Millennials want (and don’t want) authenticity on Social Media

In the northern spring of this year, Linnaeus University Masters students Guia Tina Bertoncini and Maria Teresa Schmaltz published their study on the millennial generation and their perceptions on social media through various lenses.

The Take Aways
Called “What’s on your mind?”, the study included a survey  sample size of 264 people who claimed to be between the age of 18-31 in 2013, putting them solidly in the millennial generation. Ninety-nine percent of respondents indicated they had a prsence on Facebook. Respondents came from 85 universities in 37 countries. Although there were a variety of questions in this, here are the graphs relating to my favourites:

social-media-authenticity

A majority of the respondents indicated they felt that social media increases the chance to represent a distorted self-image to others. At the same time a majority of respondents indicate they represent “nothing but my authentic self” on social media.

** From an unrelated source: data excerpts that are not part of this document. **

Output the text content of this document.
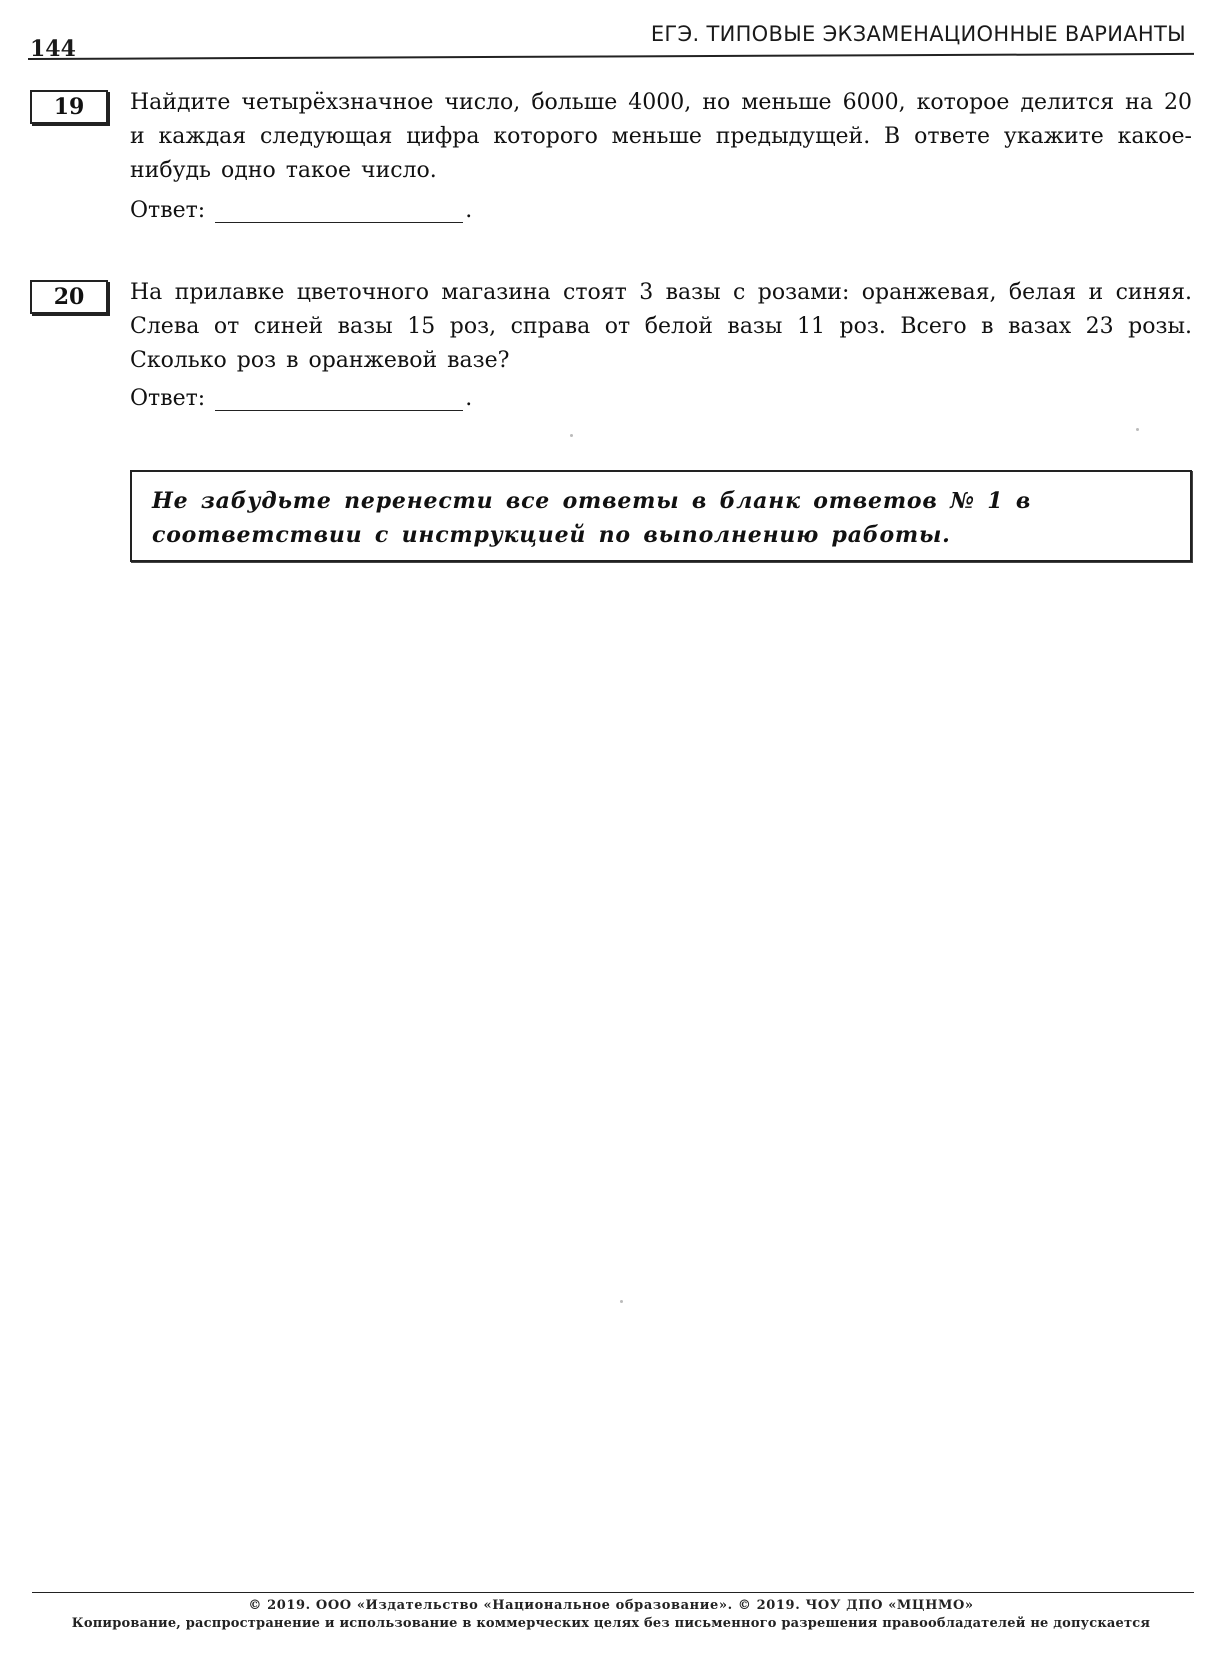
144
ЕГЭ. ТИПОВЫЕ ЭКЗАМЕНАЦИОННЫЕ ВАРИАНТЫ
19	Найдите четырёхзначное число, больше 4000, но меньше 6000, которое делится на 20 и каждая следующая цифра которого меньше предыдущей. В ответе укажите какое-нибудь одно такое число.
Ответ:	.
20	На прилавке цветочного магазина стоят 3 вазы с розами: оранжевая, белая и синяя. Слева от синей вазы 15 роз, справа от белой вазы 11 роз. Всего в вазах 23 розы. Сколько роз в оранжевой вазе?
Ответ:	.
Не забудьте перенести все ответы в бланк ответов № 1 в соответствии с инструкцией по выполнению работы.
© 2019. ООО «Издательство «Национальное образование». © 2019. ЧОУ ДПО «МЦНМО»
Копирование, распространение и использование в коммерческих целях без письменного разрешения правообладателей не допускается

A majority of respondents also indicated that they put both positive and negative aspects of of the “real me” forward to others (generally); which is interesting, as research has shown–especially on social media–that people tend to display more positive versions of themselves on social media, as this “positive bias” is what generates the most positive response from an online audience.

Although the survey sample and analysis is limited, it is interesting how the individuals in this survey perceive social media presences to be likely to be distorting for others, but not themselves.

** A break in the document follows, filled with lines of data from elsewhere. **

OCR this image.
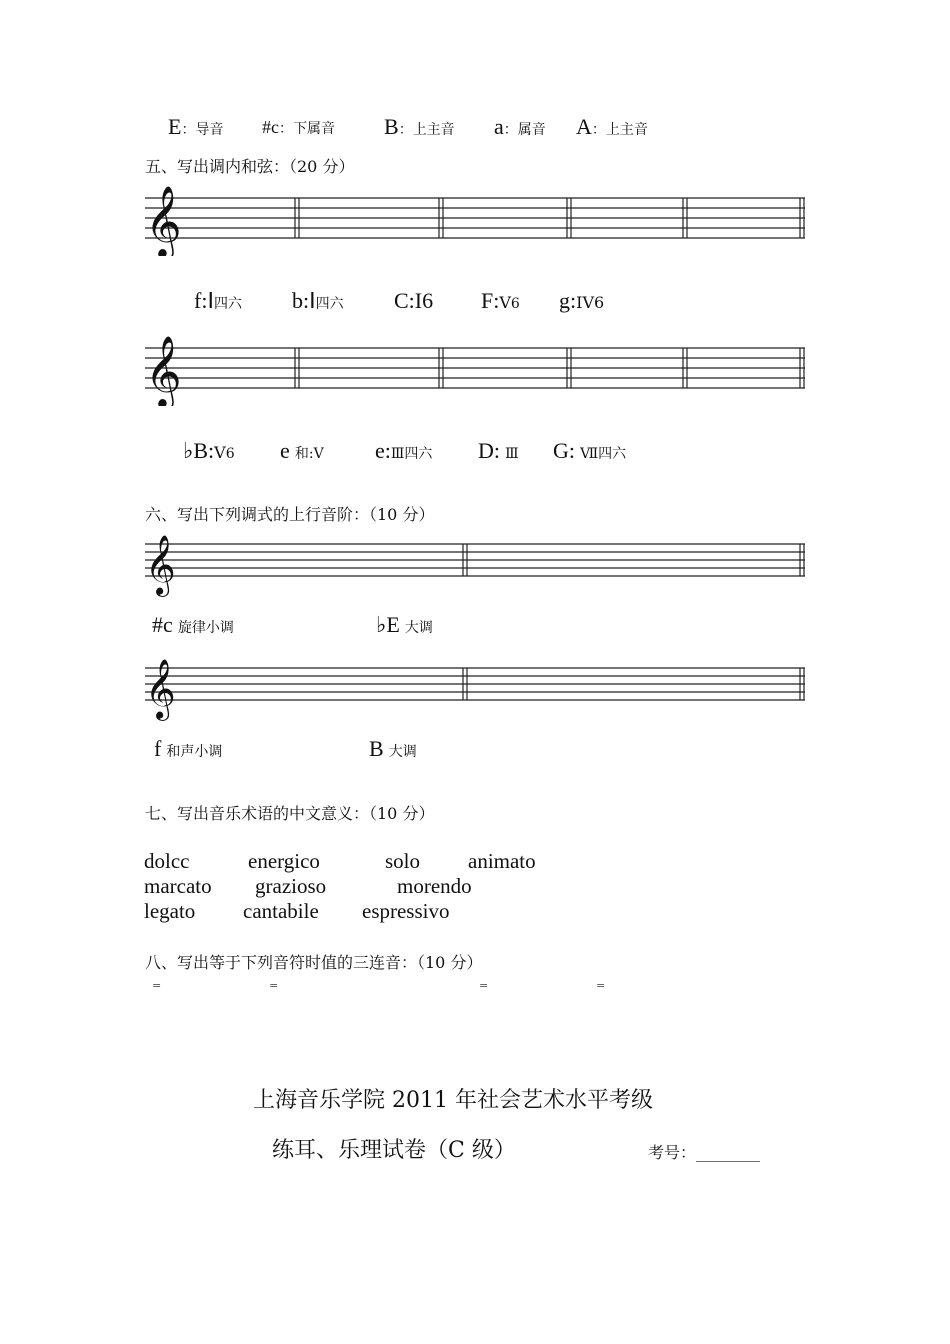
E：导音 #c：下属音 B：上主音 a：属音 A：上主音
五、写出调内和弦：（20 分）
𝄞
f:Ⅰ四六 b:Ⅰ四六 C:I6 F:V6 g:IV6
𝄞
♭B:V6 e 和:V e:Ⅲ四六 D: Ⅲ G: Ⅶ四六
六、写出下列调式的上行音阶：（10 分）
𝄞
#c 旋律小调	♭E 大调
𝄞
f 和声小调	B 大调
七、写出音乐术语的中文意义：（10 分）
dolcc	energico	solo animato
marcato grazioso	morendo
legato cantabile espressivo
八、写出等于下列音符时值的三连音：（10 分）
=	=	=	=
上海音乐学院 2011 年社会艺术水平考级
练耳、乐理试卷（C 级）	考号：________
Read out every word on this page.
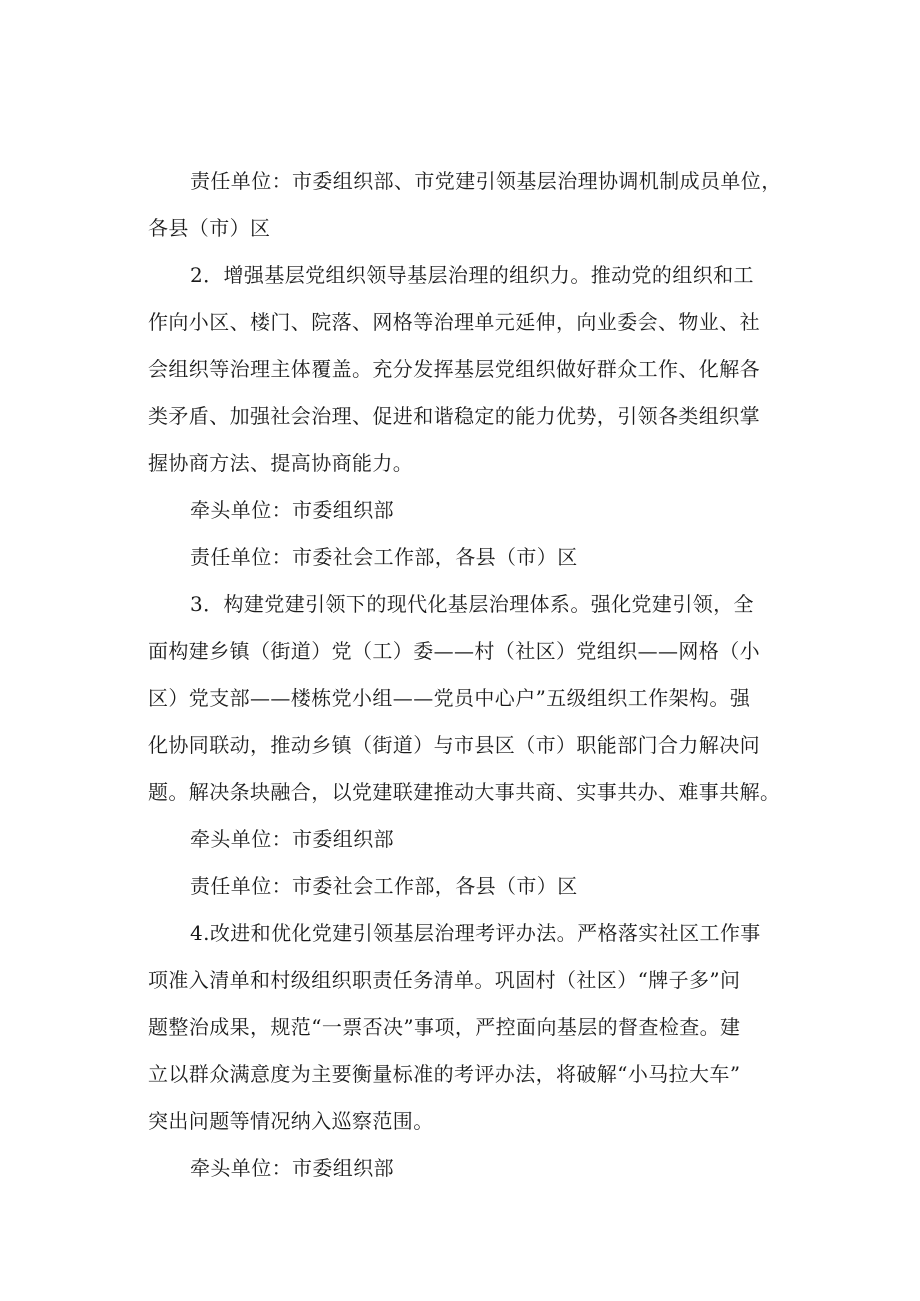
责任单位：市委组织部、市党建引领基层治理协调机制成员单位，
各县（市）区
2．增强基层党组织领导基层治理的组织力。推动党的组织和工
作向小区、楼门、院落、网格等治理单元延伸，向业委会、物业、社
会组织等治理主体覆盖。充分发挥基层党组织做好群众工作、化解各
类矛盾、加强社会治理、促进和谐稳定的能力优势，引领各类组织掌
握协商方法、提高协商能力。
牵头单位：市委组织部
责任单位：市委社会工作部，各县（市）区
3．构建党建引领下的现代化基层治理体系。强化党建引领，全
面构建乡镇（街道）党（工）委——村（社区）党组织——网格（小
区）党支部——楼栋党小组——党员中心户”五级组织工作架构。强
化协同联动，推动乡镇（街道）与市县区（市）职能部门合力解决问
题。解决条块融合，以党建联建推动大事共商、实事共办、难事共解。
牵头单位：市委组织部
责任单位：市委社会工作部，各县（市）区
4.改进和优化党建引领基层治理考评办法。严格落实社区工作事
项准入清单和村级组织职责任务清单。巩固村（社区）“牌子多”问
题整治成果，规范“一票否决”事项，严控面向基层的督查检查。建
立以群众满意度为主要衡量标准的考评办法，将破解“小马拉大车”
突出问题等情况纳入巡察范围。
牵头单位：市委组织部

The conclusion the authors come to is that “…it is questionable…whether millennials are aware that social media revolution is not only altering our minds by influencing our brains and behaviors but directly the way in which we young individuals develop our sense of self-esteem and identity (p.87).”

This is an issue not exclusive to the millennial generation; the experiences we have, and the expectations of others, do distort the way we see ourselves and others.

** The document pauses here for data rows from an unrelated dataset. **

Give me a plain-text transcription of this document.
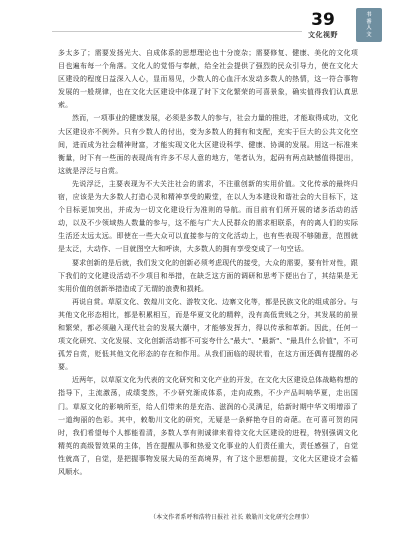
39
文化视野
书
香
人
文

多太多了；需要发扬光大、自成体系的思想理论也十分庞杂；需要修复、健康、美化的文化项目也遍布每一个角落。文化人的觉悟与奉献，给全社会提供了强烈的民众引导力，使在文化大区建设的程度日益深入人心，显而易见，少数人的心血汗水发动多数人的热情，这一符合事物发展的一般规律，也在文化大区建设中体现了时下文化繁荣的可喜景象，确实值得我们认真思索。

然而，一项事业的健康发展，必须是多数人的参与，社会力量的推进，才能取得成功，文化大区建设亦不例外。只有少数人的付出，变为多数人的拥有和支配，充实于巨大的公共文化空间，进而成为社会精神财富，才能实现文化大区建设科学、健康、协调的发展。用这一标准来衡量，时下有一些面的表现尚有许多不尽人意的地方，笔者认为，起码有两点缺憾值得提出，这就是浮泛与自赏。

先说浮泛，主要表现为不大关注社会的需求，不注重创新的实用价值。文化传承的最终归宿，应该是为大多数人打造心灵和精神享受的殿堂，在以人为本建设和谐社会的大目标下，这个目标更加突出，并成为一切文化建设行为准则的导航。而目前有们所开展的诸多活动的活动，以及不少领域热人数量的参与，这不能与广大人民群众的需求相联系，有的离人们的实际生活还太远太远。即使在一些大众可以直接参与的文化活动上，也有些表现不够随意，范围就是太泛，大动作、一目就图空大和呼读，大多数人的拥有享受变成了一句空话。

要求创新的是后就，我们发文化的创新必须考虑现代的接受，大众的需要，要有针对性，跟下我们的文化建设活动不少项目和举措，在缺乏这方面的调研和思考下便出台了，其结果是无实用价值的创新举措造成了无谓的浪费和损耗。

再说自赏。草原文化、敦煌川文化、游牧文化、边寨文化等，都是民族文化的组成部分。与其他文化形态相比，都是积累相互，而是华夏文化的精粹，没有高低贵贱之分，其发展的前景和繁荣，都必须融入现代社会的发展大潮中，才能够发挥力，得以传承和革新。因此，任何一项文化研究、文化发展、文化创新活动都不可妄夸什么"最大"、"最新"、"最具什么价值"，不可孤芳自赏，贬低其他文化形态的存在和作用。从我们面临的现状看，在这方面还偶有提醒的必要。

近两年，以草原文化为代表的文化研究和文化产业的开发，在文化大区建设总体战略构想的指导下，主流激荡，成绩斐然，不少研究渐成体系，走向成熟，不少产品叫响华夏，走出国门。草原文化的影响所至，给人们带来的是充浩、滋润的心灵满足，给新时期中华文明增添了一道绚丽的色彩。其中，敕勒川文化的研究，无疑是一条鲜艳夺目的奇葩。在可喜可贺的同时，我们希望每个人都能看清，多数人享有则诚律来看待文化大区建设的进程，特别强调文化精英的高级智效果的主体，旨在提醒从事和热爱文化事业的人们责任重大，责任感强了，自觉性就高了，自觉，是把握事物发展大局的至高境界，有了这个思想前提，文化大区建设才会循风顺水。

（本文作者系呼和浩特日报社 社长 敕勒川文化研究会理事）
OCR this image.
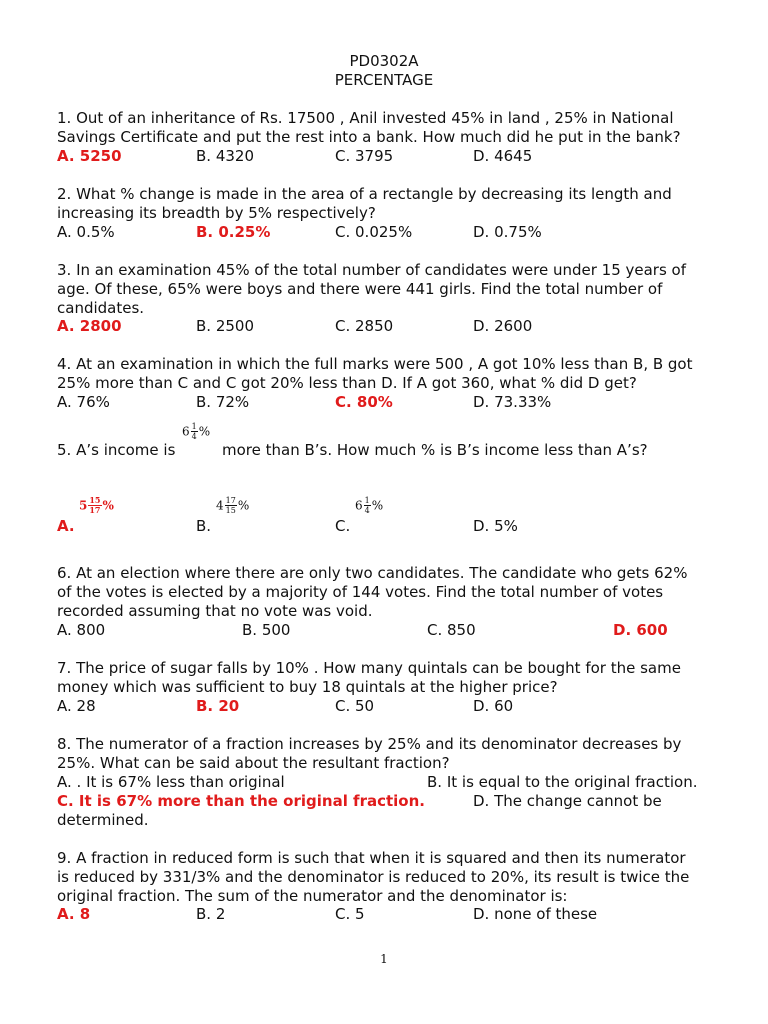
PD0302A
PERCENTAGE
1. Out of an inheritance of Rs. 17500 , Anil invested 45% in land , 25% in National
Savings Certificate and put the rest into a bank. How much did he put in the bank?
A. 5250	B. 4320	C. 3795	D. 4645
2. What % change is made in the area of a rectangle by decreasing its length and
increasing its breadth by 5% respectively?
A. 0.5%	B. 0.25%	C. 0.025%	D. 0.75%
3. In an examination 45% of the total number of candidates were under 15 years of
age. Of these, 65% were boys and there were 441 girls. Find the total number of
candidates.
A. 2800	B. 2500	C. 2850	D. 2600
4. At an examination in which the full marks were 500 , A got 10% less than B, B got
25% more than C and C got 20% less than D. If A got 360, what % did D get?
A. 76%	B. 72%	C. 80%	D. 73.33%
$6 \frac{1}{4}$ %
5. A’s income is	more than B’s. How much % is B’s income less than A’s?
$5 \frac{15}{17}$ %	$4 \frac{17}{15}$ %	$6 \frac{1}{4}$ %
A.	B.	C.	D. 5%
6. At an election where there are only two candidates. The candidate who gets 62%
of the votes is elected by a majority of 144 votes. Find the total number of votes
recorded assuming that no vote was void.
A. 800	B. 500	C. 850	D. 600
7. The price of sugar falls by 10% . How many quintals can be bought for the same
money which was sufficient to buy 18 quintals at the higher price?
A. 28	B. 20	C. 50	D. 60
8. The numerator of a fraction increases by 25% and its denominator decreases by
25%. What can be said about the resultant fraction?
A. . It is 67% less than original	B. It is equal to the original fraction.
C. It is 67% more than the original fraction.	D. The change cannot be
determined.
9. A fraction in reduced form is such that when it is squared and then its numerator
is reduced by 331/3% and the denominator is reduced to 20%, its result is twice the
original fraction. The sum of the numerator and the denominator is:
A. 8	B. 2	C. 5	D. none of these
1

Existential and Constructive Authenticity
Whether the perception that we are more authentic than others can be attributed to the Actor-Observer effect or the Hawthorne Effect (or both); the fact is we change our behaviour when we are being watched. 

Constructive Authenticity is a dimension of authenticity that looks at authenticity in reference to the cultural context. On Facebook, there are expectations around appropriate behaviour. Acting in accordance with those rules is not inauthentic; in fact to act against those norms may be considered inauthentic (as though you were doing something to intentionally upset someone else). However, the argument that Bertoncini and Schmaltz seem to be making is that millennials are confusing their online personas with offline ones. Perhaps partly because people may be pressured to be as happy and gorgeous offline as they portray themselves to be in social media?

Existential Authenticity is a dimension of authenticity discussed in several posts on this blog. One aspect of existentialist philosophy is addressing the pressure we feel from others to be a certain way. Cultural programming is strong, and can create anxiety when our inner selves do not align with the outer selves we portray–and a main cause of that anxiety is the expectation of others. Certainly social media has become the root of much more anxiety than we have had in the past. Growing up with it, millennials have an almost inevitable draw to use social media, no matter how it makes them feel. 

This question around identity will inevitably spill out into what millennials perceive as authentic as well. Although marketers view every generation as a segment with their own specific attributes based on a variety of factors, perhaps it is time for marketers to attempt to quantify and analyse this type of “distortion” in regards to authenticity and the affect it has on the millennials’ perception of it.